Ему это было знакомо, пусть поспит. От колодца, от большой вербы падает на могилу тень, и спать ей совсем не жарко. А весь день еще впереди, и хутор, куда она идет, уже рядом. Поспит, отдохнет и успеет дойти, куда ей нужно. Нет, он ее будить не станет, а лучше пойдет и сам передремнет в сторожке на ворохе травы час-другой, пока ребятишки не начнут возвращаться из станичной школы из утренней смены в хутор, и ему опять придется отбивать их атаки на виноградный сад. Если бы их было пять или десять человек и каждый рвал по кисточке винограда, а то их налетает целый эскадрон, и каждый норовит набузовать полную пазуху. После их набегов по кустам будто град проходит.
Ему и жаль детишек, и не вправе он им попускать, иначе от колхозного сада останутся одни лозы. Иногда ему приходится и из ружья их пугать, стрелять холостыми в воздух, хотя он и сам не любит, ох не любит звуков выстрелов, с тех пор как вдоволь наслышался их там, на фронте.
А пока и ему не возбраняется подремать, как этой женщине. Дело стариковское. Вон как она обхватила во сне рукам холм земли, как будто это подушка. Не пошелохнется.
Он совсем уже хотел отступить назад, уйти в сторожку на охапку молодого, недавно накошенного им сена, которое вместе с запахами так хорошо объемлет мгновенной дремотой, и остановился. Ему показалось, что женщина окликнула его. Нет, она все так же лежала у могилы. Но то, что она разговаривала, ему не послышалось. Вот-только нельзя было понять, то ли во сне она, то ли беседовала сама с собой, как это делают порою люди. Чаще это бывает у них под старость. Ему и самому иногда приходилось вздрагивать от звука собственного голоса. Вздрогнет, осмотрится, а поблизости — ни души. Один на весь сад.
Ну и пусть эта женщина поговорит себе на здоровье. Значит, ей нужно. И, во всяком случае, это не причина, чтобы нарушать ее одиночество, навязывать ей свое присутствие. И старик обязательно бы, по возможности с наименьшим шумом, отступил из камыша, если бы его уха не коснулись слова этой женщины.

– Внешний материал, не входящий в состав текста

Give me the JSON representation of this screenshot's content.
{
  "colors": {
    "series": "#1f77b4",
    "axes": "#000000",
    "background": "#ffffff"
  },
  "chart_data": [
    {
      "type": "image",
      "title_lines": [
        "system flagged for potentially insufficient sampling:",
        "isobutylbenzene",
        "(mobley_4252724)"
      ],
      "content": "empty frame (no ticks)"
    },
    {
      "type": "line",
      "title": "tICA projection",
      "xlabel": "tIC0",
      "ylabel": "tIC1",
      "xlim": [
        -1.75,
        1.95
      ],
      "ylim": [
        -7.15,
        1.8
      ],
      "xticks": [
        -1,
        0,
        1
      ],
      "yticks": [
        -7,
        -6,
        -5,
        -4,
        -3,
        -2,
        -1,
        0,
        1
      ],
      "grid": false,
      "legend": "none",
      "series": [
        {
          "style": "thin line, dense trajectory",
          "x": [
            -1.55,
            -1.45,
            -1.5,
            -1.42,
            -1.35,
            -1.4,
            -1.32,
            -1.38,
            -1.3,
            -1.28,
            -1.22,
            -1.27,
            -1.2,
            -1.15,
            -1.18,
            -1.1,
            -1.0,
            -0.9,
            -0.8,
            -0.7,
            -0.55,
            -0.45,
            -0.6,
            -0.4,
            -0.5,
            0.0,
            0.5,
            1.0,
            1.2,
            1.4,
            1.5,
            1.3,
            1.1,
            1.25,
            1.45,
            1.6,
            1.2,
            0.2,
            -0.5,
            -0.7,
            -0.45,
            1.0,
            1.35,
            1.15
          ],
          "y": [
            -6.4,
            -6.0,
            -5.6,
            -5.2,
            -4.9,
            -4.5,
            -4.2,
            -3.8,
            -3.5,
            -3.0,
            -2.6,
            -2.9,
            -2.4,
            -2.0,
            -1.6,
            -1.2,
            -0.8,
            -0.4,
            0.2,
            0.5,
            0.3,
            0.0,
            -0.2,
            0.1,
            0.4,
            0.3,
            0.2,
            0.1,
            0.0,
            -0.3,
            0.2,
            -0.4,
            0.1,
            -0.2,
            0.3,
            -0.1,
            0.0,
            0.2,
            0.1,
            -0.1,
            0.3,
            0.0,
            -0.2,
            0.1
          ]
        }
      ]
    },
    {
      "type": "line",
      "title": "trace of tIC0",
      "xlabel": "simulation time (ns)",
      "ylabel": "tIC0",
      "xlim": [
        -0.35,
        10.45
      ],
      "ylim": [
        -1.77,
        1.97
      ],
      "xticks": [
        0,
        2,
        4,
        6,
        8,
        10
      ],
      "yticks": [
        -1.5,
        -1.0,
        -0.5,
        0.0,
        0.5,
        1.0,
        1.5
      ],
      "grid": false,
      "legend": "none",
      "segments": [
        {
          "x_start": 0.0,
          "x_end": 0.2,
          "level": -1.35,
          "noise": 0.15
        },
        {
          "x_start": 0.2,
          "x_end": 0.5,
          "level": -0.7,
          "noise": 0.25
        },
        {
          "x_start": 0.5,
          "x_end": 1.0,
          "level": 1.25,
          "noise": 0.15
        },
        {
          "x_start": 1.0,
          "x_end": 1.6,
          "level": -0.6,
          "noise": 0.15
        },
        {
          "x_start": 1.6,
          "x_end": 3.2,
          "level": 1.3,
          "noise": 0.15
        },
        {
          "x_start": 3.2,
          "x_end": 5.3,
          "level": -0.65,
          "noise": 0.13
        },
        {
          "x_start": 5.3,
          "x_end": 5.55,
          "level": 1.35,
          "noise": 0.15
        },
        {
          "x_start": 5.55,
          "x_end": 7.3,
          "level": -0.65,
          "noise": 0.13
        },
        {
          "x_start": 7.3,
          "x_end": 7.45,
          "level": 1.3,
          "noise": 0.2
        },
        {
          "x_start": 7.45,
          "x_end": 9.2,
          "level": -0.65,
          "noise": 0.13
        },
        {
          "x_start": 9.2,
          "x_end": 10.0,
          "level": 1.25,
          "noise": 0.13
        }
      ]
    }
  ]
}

— Вот, наконец, и нашла я тебя, Алеша, — умиротворенно и радостно говорила она, как будто обращалась к кому-то еще, кто разделял с ней беседу в этот полуденный час на могиле посреди солнечной зеленой поляны. — Пятнадцать лет искала и все-таки нашла. А ты уже, наверно, думал, что мать тебя забыла. Но если бы не этот твой товарищ Володя Пушков, я бы, Алеша, тебя ни за что не нашла. Ведь только он один и остался из вас четверых, а, кроме него, мне больше никто не мог указать дорогу к тебе. Я его, Алешенька, и в Сибири искала и в других местах, а он, оказывается, живет совсем близко, в совхозе под Сальском. — И она тихо засмеялась. — Ты его, конечно, хорошо помнишь, черный такой и с усиками, похожий на грузина. Но он не грузин, а русский.